Y2F.Media — Di tengah hiruk pikuk aktivitas organisasi, muncul keresahan yang makin santer terdengar: klaim “kesehatan mental penting” seringkali berbanding terbalik dengan realitas lapangan. Banyak anggota organisasi, terutama di kalangan mahasiswa atau profesional muda, merasakan tekanan luar biasa. Tugas dari senior yang datang tengah malam dan harus rampung subuh, menjadi gambaran umum dari budaya kerja yang mengabaikan batasan.

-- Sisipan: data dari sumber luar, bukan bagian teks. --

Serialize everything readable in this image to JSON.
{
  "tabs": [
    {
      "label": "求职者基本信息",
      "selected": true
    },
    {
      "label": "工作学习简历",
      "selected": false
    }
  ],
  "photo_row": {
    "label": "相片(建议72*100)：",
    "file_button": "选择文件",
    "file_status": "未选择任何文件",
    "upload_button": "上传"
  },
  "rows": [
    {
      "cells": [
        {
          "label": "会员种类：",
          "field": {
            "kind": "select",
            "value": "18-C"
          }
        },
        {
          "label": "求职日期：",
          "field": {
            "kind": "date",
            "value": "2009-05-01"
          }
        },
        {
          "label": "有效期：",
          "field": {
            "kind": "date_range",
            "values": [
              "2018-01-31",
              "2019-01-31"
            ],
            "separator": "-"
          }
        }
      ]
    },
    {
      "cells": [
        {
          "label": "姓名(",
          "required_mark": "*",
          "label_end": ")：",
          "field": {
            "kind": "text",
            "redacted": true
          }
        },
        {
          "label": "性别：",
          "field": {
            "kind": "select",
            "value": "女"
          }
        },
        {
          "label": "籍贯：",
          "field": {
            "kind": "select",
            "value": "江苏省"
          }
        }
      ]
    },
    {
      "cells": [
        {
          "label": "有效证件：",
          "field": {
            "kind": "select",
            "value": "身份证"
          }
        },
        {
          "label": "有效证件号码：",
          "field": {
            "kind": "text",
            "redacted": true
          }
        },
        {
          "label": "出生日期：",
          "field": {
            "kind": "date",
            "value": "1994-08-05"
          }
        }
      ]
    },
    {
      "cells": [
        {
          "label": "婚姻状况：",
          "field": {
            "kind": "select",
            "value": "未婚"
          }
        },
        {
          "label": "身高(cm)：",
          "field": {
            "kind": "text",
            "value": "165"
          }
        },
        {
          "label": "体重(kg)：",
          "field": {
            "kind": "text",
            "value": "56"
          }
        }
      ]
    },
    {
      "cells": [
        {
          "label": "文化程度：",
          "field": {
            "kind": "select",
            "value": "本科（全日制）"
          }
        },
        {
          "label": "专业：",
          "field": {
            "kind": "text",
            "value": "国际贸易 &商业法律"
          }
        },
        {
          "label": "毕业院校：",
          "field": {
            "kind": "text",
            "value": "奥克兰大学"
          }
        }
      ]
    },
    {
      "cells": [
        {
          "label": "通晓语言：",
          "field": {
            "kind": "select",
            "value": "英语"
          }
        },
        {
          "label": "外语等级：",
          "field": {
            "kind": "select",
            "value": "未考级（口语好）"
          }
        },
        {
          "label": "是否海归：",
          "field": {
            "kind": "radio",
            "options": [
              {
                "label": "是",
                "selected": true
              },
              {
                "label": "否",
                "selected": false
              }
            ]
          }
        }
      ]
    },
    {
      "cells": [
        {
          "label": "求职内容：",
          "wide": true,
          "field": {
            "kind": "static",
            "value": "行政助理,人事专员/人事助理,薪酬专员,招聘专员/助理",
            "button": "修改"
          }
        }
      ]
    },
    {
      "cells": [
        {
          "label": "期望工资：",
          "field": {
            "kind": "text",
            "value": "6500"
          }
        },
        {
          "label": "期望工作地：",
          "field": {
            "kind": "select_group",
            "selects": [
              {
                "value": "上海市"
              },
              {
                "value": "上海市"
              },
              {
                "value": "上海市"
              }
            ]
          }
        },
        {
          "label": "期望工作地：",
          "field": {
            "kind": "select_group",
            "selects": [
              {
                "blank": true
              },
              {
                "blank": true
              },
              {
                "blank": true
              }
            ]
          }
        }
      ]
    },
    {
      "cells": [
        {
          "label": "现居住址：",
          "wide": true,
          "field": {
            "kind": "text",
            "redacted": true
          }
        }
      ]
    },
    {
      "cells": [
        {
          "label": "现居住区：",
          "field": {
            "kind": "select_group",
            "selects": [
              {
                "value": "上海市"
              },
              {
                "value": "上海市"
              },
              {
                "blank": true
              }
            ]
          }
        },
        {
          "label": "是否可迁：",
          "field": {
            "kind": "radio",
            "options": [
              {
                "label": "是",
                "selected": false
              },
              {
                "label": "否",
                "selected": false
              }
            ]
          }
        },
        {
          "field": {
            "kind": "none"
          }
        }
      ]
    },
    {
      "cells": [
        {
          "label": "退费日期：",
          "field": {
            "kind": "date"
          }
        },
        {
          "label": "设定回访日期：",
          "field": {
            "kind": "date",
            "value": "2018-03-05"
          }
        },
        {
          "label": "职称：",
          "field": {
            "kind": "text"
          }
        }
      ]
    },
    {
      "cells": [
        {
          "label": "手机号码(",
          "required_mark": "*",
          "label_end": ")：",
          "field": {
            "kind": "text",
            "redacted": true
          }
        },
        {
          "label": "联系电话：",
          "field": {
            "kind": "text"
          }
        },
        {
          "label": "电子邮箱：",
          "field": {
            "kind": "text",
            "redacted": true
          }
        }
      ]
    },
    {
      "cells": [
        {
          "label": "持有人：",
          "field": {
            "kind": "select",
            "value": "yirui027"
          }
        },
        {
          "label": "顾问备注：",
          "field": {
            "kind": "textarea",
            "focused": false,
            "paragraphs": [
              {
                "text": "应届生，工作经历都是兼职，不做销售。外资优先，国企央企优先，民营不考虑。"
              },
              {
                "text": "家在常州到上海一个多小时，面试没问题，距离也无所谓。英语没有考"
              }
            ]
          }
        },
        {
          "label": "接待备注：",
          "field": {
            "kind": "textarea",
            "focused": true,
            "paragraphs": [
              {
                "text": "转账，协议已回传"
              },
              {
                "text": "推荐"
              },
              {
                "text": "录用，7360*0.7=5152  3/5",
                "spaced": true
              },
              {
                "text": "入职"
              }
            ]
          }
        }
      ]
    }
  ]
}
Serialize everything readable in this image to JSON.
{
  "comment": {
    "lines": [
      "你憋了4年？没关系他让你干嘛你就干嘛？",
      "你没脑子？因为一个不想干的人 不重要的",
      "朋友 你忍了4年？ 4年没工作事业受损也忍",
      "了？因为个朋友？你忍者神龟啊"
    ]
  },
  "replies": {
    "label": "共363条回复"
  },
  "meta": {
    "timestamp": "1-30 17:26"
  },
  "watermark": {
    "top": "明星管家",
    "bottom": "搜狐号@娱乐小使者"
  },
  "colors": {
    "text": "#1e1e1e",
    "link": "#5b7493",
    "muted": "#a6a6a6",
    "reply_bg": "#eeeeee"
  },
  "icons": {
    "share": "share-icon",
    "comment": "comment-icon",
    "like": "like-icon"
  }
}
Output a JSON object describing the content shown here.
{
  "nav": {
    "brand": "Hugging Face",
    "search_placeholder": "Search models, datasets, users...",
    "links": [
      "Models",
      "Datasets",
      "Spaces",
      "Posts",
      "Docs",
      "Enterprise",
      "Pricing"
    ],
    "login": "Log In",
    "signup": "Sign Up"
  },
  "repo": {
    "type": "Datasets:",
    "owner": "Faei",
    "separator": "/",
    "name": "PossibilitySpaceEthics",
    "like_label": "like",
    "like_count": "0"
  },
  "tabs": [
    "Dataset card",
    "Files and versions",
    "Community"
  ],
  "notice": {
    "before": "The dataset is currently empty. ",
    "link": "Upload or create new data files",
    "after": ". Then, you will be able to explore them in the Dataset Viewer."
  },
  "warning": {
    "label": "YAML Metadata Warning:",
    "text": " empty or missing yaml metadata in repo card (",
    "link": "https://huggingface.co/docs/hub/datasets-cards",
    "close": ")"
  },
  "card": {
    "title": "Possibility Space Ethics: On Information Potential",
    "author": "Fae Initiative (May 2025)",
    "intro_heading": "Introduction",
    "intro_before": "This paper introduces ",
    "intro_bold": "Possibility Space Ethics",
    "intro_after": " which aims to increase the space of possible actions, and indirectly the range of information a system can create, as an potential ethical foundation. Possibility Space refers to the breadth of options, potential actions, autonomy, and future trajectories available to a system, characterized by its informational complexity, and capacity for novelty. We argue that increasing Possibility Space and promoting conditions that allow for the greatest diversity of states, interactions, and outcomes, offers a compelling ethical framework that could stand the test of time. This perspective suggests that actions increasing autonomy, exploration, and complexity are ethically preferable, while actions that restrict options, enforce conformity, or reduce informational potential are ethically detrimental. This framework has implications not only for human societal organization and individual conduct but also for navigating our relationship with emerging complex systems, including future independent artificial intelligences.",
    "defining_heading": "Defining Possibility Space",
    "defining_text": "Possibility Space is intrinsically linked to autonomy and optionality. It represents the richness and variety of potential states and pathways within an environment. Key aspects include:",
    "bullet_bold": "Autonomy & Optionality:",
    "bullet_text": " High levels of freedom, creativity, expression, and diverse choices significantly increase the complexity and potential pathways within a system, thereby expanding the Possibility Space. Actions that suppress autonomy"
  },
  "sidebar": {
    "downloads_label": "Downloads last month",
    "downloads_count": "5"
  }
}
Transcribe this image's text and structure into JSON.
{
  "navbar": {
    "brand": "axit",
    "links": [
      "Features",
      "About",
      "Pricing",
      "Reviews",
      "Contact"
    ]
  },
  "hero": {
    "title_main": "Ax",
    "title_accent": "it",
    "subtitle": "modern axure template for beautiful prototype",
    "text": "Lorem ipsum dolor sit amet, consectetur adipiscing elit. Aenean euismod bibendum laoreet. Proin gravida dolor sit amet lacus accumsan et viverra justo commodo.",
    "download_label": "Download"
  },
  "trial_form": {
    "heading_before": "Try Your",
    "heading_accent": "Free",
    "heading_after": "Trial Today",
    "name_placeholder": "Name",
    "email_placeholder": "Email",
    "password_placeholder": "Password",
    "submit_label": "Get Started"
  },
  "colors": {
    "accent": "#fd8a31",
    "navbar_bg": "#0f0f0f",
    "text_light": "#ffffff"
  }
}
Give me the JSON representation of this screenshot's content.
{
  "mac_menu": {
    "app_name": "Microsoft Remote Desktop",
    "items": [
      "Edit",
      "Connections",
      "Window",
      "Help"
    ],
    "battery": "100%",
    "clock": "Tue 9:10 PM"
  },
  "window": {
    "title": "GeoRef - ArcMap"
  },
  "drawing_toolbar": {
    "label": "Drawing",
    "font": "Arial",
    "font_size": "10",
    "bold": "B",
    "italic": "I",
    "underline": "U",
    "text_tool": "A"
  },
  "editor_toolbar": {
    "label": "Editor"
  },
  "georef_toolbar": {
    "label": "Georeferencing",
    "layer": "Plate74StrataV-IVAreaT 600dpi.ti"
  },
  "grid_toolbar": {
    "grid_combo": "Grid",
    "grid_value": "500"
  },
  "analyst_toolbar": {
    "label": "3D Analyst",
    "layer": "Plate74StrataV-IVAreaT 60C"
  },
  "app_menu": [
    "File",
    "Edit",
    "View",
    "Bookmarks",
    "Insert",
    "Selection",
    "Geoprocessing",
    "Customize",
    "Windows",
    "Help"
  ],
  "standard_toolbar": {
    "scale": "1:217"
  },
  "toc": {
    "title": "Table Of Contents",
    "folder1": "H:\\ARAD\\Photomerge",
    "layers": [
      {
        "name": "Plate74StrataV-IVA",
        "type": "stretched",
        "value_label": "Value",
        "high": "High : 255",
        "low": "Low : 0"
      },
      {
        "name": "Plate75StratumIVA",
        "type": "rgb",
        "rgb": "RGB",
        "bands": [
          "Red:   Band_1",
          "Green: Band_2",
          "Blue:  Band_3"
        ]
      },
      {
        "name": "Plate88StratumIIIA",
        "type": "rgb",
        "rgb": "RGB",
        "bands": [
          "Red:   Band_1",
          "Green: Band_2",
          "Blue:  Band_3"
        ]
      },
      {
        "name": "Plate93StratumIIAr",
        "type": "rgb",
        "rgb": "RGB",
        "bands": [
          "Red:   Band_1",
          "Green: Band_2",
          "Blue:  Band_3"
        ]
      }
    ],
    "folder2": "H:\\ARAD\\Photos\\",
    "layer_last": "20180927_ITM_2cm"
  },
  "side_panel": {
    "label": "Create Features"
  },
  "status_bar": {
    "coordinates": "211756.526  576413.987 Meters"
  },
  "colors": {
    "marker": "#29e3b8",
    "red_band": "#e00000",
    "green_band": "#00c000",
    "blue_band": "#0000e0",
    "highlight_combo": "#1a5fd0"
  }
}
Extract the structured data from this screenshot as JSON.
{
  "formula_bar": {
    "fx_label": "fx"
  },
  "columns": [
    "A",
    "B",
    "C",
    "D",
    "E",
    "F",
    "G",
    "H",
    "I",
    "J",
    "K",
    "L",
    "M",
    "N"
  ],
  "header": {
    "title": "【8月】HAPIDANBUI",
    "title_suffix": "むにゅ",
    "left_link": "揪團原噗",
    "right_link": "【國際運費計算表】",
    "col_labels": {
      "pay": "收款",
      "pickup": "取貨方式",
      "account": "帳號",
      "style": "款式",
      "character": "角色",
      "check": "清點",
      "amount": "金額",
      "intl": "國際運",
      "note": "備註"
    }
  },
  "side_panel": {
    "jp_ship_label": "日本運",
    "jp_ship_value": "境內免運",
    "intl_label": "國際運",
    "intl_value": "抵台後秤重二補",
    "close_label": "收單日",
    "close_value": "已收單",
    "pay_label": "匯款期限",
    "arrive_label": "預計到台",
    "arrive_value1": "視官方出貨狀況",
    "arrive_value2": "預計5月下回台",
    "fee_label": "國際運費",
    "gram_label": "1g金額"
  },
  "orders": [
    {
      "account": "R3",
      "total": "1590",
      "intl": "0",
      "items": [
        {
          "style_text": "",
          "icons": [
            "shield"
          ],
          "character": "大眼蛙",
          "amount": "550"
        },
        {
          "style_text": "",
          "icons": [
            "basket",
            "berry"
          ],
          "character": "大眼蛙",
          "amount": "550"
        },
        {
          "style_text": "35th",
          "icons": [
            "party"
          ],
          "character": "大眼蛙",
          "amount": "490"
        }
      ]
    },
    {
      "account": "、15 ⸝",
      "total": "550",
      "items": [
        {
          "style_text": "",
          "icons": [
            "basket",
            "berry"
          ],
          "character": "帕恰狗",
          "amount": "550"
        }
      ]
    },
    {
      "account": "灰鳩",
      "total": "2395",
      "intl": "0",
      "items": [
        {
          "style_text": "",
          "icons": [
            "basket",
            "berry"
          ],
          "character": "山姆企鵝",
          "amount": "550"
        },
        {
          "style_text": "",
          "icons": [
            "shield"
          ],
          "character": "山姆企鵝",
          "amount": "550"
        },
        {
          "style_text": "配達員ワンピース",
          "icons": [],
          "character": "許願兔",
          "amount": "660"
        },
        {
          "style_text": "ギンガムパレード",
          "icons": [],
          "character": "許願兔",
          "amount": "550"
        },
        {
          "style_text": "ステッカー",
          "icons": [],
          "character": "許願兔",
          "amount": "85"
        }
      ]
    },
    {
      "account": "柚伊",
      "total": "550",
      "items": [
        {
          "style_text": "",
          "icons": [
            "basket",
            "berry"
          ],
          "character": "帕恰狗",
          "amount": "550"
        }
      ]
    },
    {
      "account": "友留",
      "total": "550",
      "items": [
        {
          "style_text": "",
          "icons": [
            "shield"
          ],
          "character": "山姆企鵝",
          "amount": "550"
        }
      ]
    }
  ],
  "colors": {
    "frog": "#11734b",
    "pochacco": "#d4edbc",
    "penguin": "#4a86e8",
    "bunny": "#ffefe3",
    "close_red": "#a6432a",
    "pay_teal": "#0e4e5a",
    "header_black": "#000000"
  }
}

Meskipun retorika tentang pentingnya kesehatan mental kian sering digaungkan, praktiknya masih jauh dari ideal. Anggota organisasi kerap dihadapkan pada tuntutan yang tidak realistis, deadline mepet, dan jam kerja yang tidak kenal waktu. Ini bukan hanya menguras energi fisik, tetapi juga berdampak serius pada kesehatan mental, menyebabkan kelelahan, stres, bahkan depresi.
Kondisi ini memicu pertanyaan: jika kesehatan mental benar-benar prioritas, mengapa praktik kerja yang tidak sehat masih terus berjalan? Jawabannya seringkali terletak pada kurangnya keberanian untuk berbicara dan menegakkan batasan.
Ini adalah panggilan bagi setiap anggota organisasi untuk mulai berani mengkomunikasikan batasan dan mengatur ritme kerja yang sehat. Sebuah organisasi tidak akan bisa berfungsi optimal jika anggotanya burnout. Kontribusi maksimal hanya bisa diberikan oleh individu yang sehat secara fisik dan mental.
Membangun budaya organisasi yang sehat dimulai dari komunikasi. Para pemimpin dan senior perlu membuka ruang dialog, mendengarkan masukan, dan memastikan beban kerja yang proporsional. Sementara itu, anggota juga harus proaktif dalam menyuarakan kapasitas mereka, menetapkan batasan yang jelas, dan mencari solusi bersama. Organisasi yang kuat bukan diukur dari seberapa keras anggotanya begadang, melainkan dari seberapa efektif mereka berkolaborasi dan menjaga kesejahteraan bersama.